The Mudcat Café TM
Thread #156620 Message #3692702
Posted By: GUEST,Cynical
09-Mar-15 - 05:07 PM
Thread Name: BS: Who is training ISIS the US Army
Subject: RE: BS: Who is training ISIS the US Army
"I find it impossible to believe that the West did not see the destabilisation which would ensue from their 'liberal interventions.'
Are we really that stupid?
I don't think so, and have become convinced that the destabilisation has been contrived."
As Chomsky points out (beginning at 22:00 in this video for example), the word "stability" has a different meaning in foreign policy dialect (FPD) than it has in standard English. It means "maintenance and expansion of US influence." So sometimes a nation or region has to be de-stabilized in order to promote stability.
At 25:50 in that video he mentions a Foreign Affairs article in which the editor got confused and used both the standard English and the FPD meanings of the word in the same sentence, saying "we had to de-stabilize Chili in order to bring about stability."
He then goes on to explain what "the international community" means in FPD.

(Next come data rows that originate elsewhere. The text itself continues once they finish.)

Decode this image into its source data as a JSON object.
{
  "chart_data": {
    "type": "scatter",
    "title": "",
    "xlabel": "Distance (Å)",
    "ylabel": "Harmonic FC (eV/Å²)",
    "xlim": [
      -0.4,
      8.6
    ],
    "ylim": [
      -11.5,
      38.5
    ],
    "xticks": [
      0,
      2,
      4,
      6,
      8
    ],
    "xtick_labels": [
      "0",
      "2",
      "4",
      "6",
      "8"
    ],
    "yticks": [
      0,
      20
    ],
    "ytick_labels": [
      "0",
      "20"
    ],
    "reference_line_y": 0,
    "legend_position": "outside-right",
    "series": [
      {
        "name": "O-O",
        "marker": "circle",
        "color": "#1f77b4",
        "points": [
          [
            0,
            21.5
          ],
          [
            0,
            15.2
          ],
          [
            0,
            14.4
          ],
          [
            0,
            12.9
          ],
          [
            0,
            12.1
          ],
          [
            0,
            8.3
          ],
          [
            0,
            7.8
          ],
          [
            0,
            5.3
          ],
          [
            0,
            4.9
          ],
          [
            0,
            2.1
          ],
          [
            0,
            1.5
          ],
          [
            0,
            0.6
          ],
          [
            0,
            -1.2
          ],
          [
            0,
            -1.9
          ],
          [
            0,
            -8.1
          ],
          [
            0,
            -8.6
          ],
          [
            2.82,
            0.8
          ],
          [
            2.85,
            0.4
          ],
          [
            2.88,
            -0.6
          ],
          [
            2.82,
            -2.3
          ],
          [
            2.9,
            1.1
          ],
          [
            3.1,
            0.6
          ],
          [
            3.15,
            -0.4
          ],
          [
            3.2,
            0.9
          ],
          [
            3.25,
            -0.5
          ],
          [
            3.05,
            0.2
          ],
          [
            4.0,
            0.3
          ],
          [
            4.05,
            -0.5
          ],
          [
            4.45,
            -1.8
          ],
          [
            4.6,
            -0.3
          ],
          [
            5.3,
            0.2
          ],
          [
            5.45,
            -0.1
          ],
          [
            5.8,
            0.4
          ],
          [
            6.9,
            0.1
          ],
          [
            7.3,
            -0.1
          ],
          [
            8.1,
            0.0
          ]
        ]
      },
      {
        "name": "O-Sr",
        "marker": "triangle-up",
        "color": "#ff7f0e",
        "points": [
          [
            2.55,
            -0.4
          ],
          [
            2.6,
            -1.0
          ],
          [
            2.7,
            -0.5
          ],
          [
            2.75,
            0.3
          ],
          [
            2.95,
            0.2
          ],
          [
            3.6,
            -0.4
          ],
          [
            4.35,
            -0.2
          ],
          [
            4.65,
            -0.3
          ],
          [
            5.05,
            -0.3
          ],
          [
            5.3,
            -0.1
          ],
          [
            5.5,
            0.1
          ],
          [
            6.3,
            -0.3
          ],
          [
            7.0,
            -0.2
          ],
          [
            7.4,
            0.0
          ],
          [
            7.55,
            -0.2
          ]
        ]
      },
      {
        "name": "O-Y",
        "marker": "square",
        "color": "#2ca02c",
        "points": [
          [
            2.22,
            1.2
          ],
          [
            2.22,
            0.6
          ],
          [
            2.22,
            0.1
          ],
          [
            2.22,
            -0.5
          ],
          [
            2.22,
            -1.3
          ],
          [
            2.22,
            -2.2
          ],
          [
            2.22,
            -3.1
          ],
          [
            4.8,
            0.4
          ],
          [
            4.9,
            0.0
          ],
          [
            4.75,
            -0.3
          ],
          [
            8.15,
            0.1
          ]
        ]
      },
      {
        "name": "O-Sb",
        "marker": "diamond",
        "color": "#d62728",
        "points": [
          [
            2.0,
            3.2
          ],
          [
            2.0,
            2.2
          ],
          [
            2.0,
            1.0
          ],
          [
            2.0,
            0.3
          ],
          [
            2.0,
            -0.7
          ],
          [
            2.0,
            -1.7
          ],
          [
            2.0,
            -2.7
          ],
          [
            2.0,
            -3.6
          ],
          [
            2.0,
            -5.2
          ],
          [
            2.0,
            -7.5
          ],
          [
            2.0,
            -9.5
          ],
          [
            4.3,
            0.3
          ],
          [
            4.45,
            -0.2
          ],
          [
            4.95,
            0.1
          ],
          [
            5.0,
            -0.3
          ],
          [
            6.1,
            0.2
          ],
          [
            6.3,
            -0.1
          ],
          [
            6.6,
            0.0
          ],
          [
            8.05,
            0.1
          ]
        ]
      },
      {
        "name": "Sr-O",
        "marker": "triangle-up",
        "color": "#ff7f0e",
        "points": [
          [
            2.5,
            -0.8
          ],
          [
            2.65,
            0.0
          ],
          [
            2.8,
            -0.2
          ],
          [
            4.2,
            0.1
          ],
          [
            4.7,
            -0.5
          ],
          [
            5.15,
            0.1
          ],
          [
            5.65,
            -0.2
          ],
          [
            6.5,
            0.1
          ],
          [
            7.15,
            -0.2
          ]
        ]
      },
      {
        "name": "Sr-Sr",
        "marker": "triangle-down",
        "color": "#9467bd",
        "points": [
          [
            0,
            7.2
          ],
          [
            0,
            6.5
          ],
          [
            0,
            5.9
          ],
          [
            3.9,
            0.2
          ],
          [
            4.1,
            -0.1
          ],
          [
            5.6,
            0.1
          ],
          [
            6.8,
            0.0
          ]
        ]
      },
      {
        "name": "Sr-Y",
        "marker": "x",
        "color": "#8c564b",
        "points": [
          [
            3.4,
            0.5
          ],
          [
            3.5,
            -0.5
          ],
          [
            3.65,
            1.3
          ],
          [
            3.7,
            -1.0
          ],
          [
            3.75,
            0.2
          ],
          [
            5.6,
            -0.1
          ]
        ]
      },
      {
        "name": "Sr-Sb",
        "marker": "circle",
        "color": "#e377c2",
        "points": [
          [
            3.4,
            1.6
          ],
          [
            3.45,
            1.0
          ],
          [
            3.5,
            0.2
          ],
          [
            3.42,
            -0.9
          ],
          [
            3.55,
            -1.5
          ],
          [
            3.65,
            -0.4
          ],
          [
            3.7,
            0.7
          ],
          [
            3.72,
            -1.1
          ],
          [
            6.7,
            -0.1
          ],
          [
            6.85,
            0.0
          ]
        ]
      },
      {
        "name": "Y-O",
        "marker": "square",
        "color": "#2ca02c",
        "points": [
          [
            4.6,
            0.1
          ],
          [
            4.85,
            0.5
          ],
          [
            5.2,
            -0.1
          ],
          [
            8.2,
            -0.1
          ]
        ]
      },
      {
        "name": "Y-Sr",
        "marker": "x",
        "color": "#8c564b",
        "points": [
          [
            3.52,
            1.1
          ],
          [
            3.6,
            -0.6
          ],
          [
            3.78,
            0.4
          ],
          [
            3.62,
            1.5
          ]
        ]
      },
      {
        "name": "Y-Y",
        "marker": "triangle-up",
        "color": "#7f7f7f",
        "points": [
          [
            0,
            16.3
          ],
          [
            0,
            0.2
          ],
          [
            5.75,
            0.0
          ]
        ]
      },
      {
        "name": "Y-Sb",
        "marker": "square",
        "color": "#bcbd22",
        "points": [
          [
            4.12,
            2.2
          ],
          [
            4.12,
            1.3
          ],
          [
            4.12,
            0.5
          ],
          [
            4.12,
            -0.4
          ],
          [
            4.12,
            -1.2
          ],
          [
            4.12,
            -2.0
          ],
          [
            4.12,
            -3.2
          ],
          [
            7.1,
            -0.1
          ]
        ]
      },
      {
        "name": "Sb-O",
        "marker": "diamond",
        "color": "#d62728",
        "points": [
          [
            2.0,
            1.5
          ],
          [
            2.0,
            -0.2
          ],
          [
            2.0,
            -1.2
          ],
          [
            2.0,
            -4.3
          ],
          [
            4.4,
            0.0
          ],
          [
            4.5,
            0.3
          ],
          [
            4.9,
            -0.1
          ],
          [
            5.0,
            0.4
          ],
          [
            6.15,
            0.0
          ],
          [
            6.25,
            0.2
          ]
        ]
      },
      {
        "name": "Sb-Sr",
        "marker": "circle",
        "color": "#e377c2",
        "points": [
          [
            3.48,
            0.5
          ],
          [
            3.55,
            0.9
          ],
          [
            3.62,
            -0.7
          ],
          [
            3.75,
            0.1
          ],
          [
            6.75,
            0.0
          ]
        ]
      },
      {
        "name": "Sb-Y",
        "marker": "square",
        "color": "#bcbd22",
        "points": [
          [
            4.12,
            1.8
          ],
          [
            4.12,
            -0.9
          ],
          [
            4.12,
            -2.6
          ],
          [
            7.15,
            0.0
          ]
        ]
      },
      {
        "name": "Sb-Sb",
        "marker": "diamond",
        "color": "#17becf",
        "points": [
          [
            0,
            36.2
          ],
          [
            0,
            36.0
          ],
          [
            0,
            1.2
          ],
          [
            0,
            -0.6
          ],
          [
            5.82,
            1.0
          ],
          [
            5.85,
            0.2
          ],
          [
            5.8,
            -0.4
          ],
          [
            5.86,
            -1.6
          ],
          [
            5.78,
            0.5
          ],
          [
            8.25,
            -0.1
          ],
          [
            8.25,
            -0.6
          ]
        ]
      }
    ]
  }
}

At 16:00 he mentions a 1958 National Security Council memo that says US policy is and should be to block democracy in the Middle East. And then he mentions a 2001 Pentagon study which confirmed that and said that's why they hate us.
And I agree that "we" are not stupid, if you're using the FPD meaning of that term, which is "the people who control US foreign policy." If you mean "we" in the standard English sense, i.e. you and me and everyone we know and 99% of the population of western countries, then I disagree.
Whenever policy has a horrifying result, the convention is to accuse the policy-makers of stupidity and of having made a mistake. I think of that as the Keystone Kops theory of foreign policy. When a group has been steadily increasing their sphere of influence for many years in spite of constantly making gross mistakes, at some point you have to question whether they can be called mistakes.